Cis Frauen sind also häufiger betroffen – und werden, wie sicher auch betroffene transgender und inter Personen, systematisch marginalisiert. Daraus folgt mindestens zweierlei: 1. Die Krankheit liegt weniger im öffentlichen und wissenschaftlichen Interesse. 2., Betroffene, die systematisch marginalisiert werden, haben es noch schwerer, an angemessene Versorgung zu kommen. Zum Beispiel bekommen cis Frauen ihre ME/CFS-Diagnose im Durchschnitt ein Jahr später gestellt als cis Männer. Natürlich erleben auch betroffene cis Männer Stigmatisierung, gaslighting und Unsichtbarmachung ihrer Erkrankung. Auch sie werden damit Opfer des Patriarchats. Das bedeutet letztlich für uns alle, dass wir lange Zeit überhaupt keine Hilfe bekommen, keine angemessenen Therapien oder sogar Therapien, die zu Verschlechterungen führen. Das heißt also: nicht nur keine Heilung, sondern noch schlimmere Symptome, wachsende Isolation, wachsende Verzweiflung! Und nicht einmal Kraft, das alles rauszuschreien…
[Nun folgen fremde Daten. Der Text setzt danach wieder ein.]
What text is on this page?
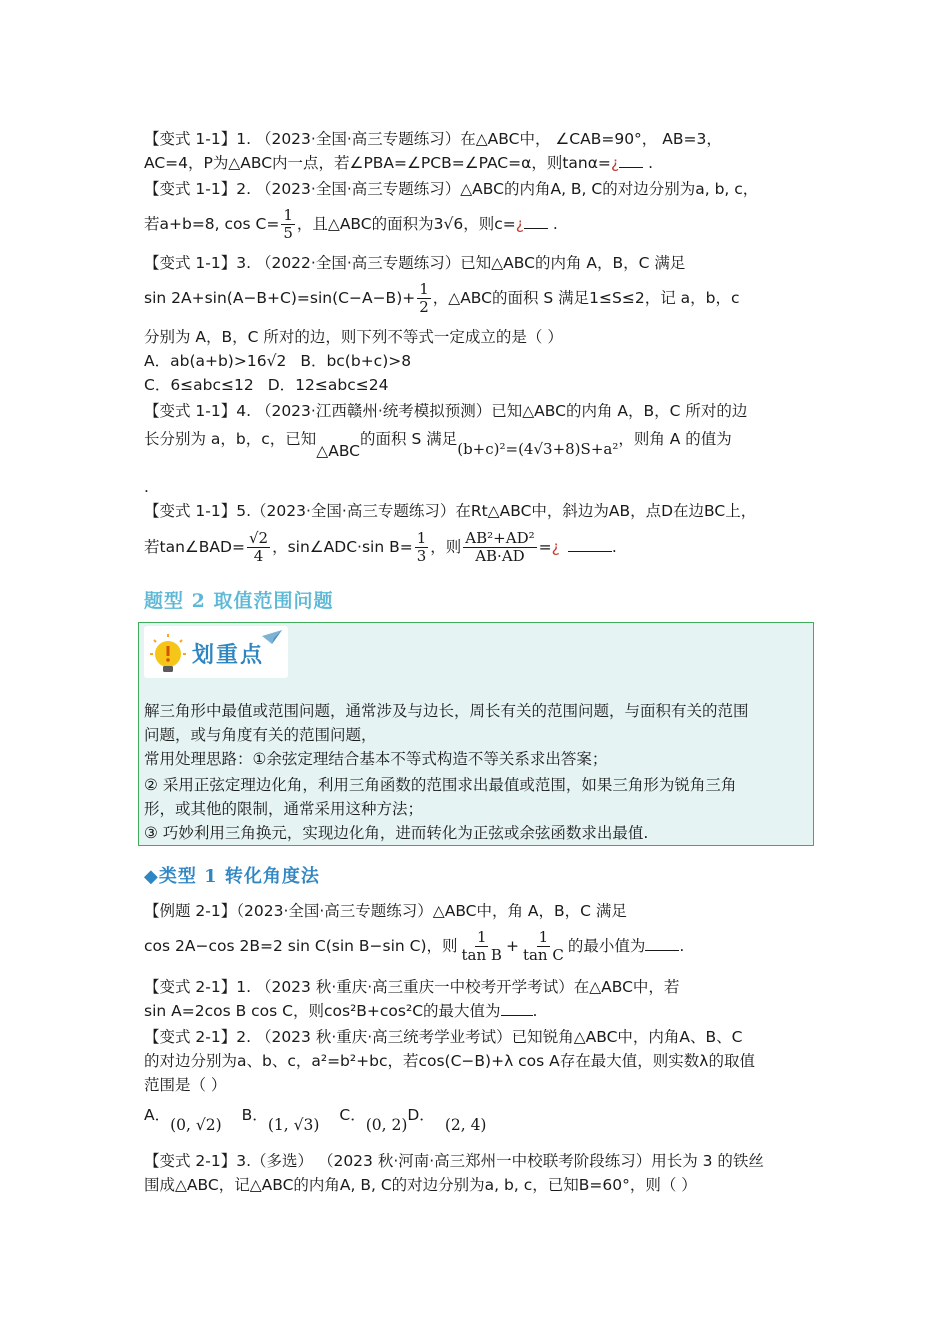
【变式 1-1】1. （2023·全国·高三专题练习）在△ABC中， ∠CAB=90°， AB=3，
AC=4，P为△ABC内一点，若∠PBA=∠PCB=∠PAC=α，则tanα=¿ .
【变式 1-1】2. （2023·全国·高三专题练习）△ABC的内角A, B, C的对边分别为a, b, c，
若a+b=8, $\cos C= \frac{1}{5}$ ，且△ABC的面积为3√6，则c=¿ .
【变式 1-1】3. （2022·全国·高三专题练习）已知△ABC的内角 A，B，C 满足
$\sin 2A+\sin(A-B+C)=\sin(C-A-B)+ \frac{1}{2}$ ，△ABC的面积 S 满足1≤S≤2，记 a，b，c
分别为 A，B，C 所对的边，则下列不等式一定成立的是（ ）
A．ab(a+b)>16√2 B．bc(b+c)>8
C．6≤abc≤12 D．12≤abc≤24
【变式 1-1】4. （2023·江西赣州·统考模拟预测）已知△ABC的内角 A，B，C 所对的边
长分别为 a，b，c，已知△ABC的面积 S 满足(b+c)²=(4√3+8)S+a²，则角 A 的值为
.
【变式 1-1】5.（2023·全国·高三专题练习）在Rt△ABC中，斜边为AB，点D在边BC上，
若tan∠BAD= $\frac{√2}{4}$ ，sin∠ADC·sin $B= \frac{1}{3}$ ，则 $\frac{\text{AB²+AD²}}{AB\cdot AD}$ =¿	.
题型 2 取值范围问题
划重点
解三角形中最值或范围问题，通常涉及与边长，周长有关的范围问题，与面积有关的范围
问题，或与角度有关的范围问题，
常用处理思路：①余弦定理结合基本不等式构造不等关系求出答案；
② 采用正弦定理边化角，利用三角函数的范围求出最值或范围，如果三角形为锐角三角
形，或其他的限制，通常采用这种方法；
③ 巧妙利用三角换元，实现边化角，进而转化为正弦或余弦函数求出最值.
◆类型 1 转化角度法
【例题 2-1】（2023·全国·高三专题练习）△ABC中，角 A，B，C 满足
cos 2A−cos 2B=2 sin C(sin B−sin C)，则 $\frac{1}{\text{tan B}} + \frac{1}{\text{tan C}}$ 的最小值为 .
【变式 2-1】1. （2023 秋·重庆·高三重庆一中校考开学考试）在△ABC中，若
sin A=2cos B cos C，则cos²B+cos²C的最大值为 .
【变式 2-1】2. （2023 秋·重庆·高三统考学业考试）已知锐角△ABC中，内角A、B、C
的对边分别为a、b、c，a²=b²+bc，若cos(C−B)+λ cos A存在最大值，则实数λ的取值
范围是（ ）
A．(0, √2)B．(1, √3)C．(0, 2)D．(2, 4)
【变式 2-1】3.（多选） （2023 秋·河南·高三郑州一中校联考阶段练习）用长为 3 的铁丝
围成△ABC，记△ABC的内角A, B, C的对边分别为a, b, c，已知B=60°，则（ ）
In den vergangenen zweieinhalb Jahren habe ich all das selbst erlebt. Und frage mich: Was ist das für ein Leben? Ist das noch ein Leben? Manche von uns sagen, man kann sein Leben verlieren, ohne zu sterben. Ich kann verstehen, was sie meinen. Was gelten unsere Leben in der Welt, in der wir leben? Eine halbe Million Menschen verschwindet aus der Gesellschaft – und niemand bemerkt es? Es ist dieselbe Gesellschaft, die zu großen Teilen ignoriert oder sogar befürwortet, dass wir – das »Wir« der westlichen Gesellschaft – Menschen im Mittelmeer ertrinken lassen. Dass wir unseren ‘Wohlstand’ darauf aufbauen, dass wir Menschen und Ressourcen im globalen Süden ausbeuten. Dass wir Menschen mit Behinderung systematisch von gesellschaftlicher Teilhabe ausschließen. Dieselbe Gesellschaft, die nach kapitalistischer Logik immer wieder Unterschiede im Wert von Menschen macht – wer ein gutes Leben oder überhaupt ein Leben führen darf – und wer nicht. Warum wundert es mich, dass auch bei ME/CFS weggeschaut wird?
Mir ist wichtig, die Lage um ME/CFS als Teil dieser strukturellen Gewalt einzuordnen. All diese Diskriminierungen, all diese sogenannten ‘Krisen’ und all dieses Leid gehören zusammen. Und so zusammen gehören auch unsere Kämpfe.
Aber damit wir kämpfen können, brauchen wir euch. Deswegen ruf ich dazu auf: Informiert euch und sprecht über ME/CFS. Schaut auf unserer Website vorbei – die Adresse findet ihr auf den ausliegenden Flyern bei den Isomatten. Dort gibt es noch mehr Hintergründe, diesen Beitrag zum Nachlesen, einzelne Geschichten. Und kommt zu unserer Liegend-Demo in Jena am 10. Mai, 14:00 Uhr auf dem Holzmarkt. Leiht uns eure Ohren und eure Stimmen, damit wir mit euch kämpfen können! Auch wir wollen leben!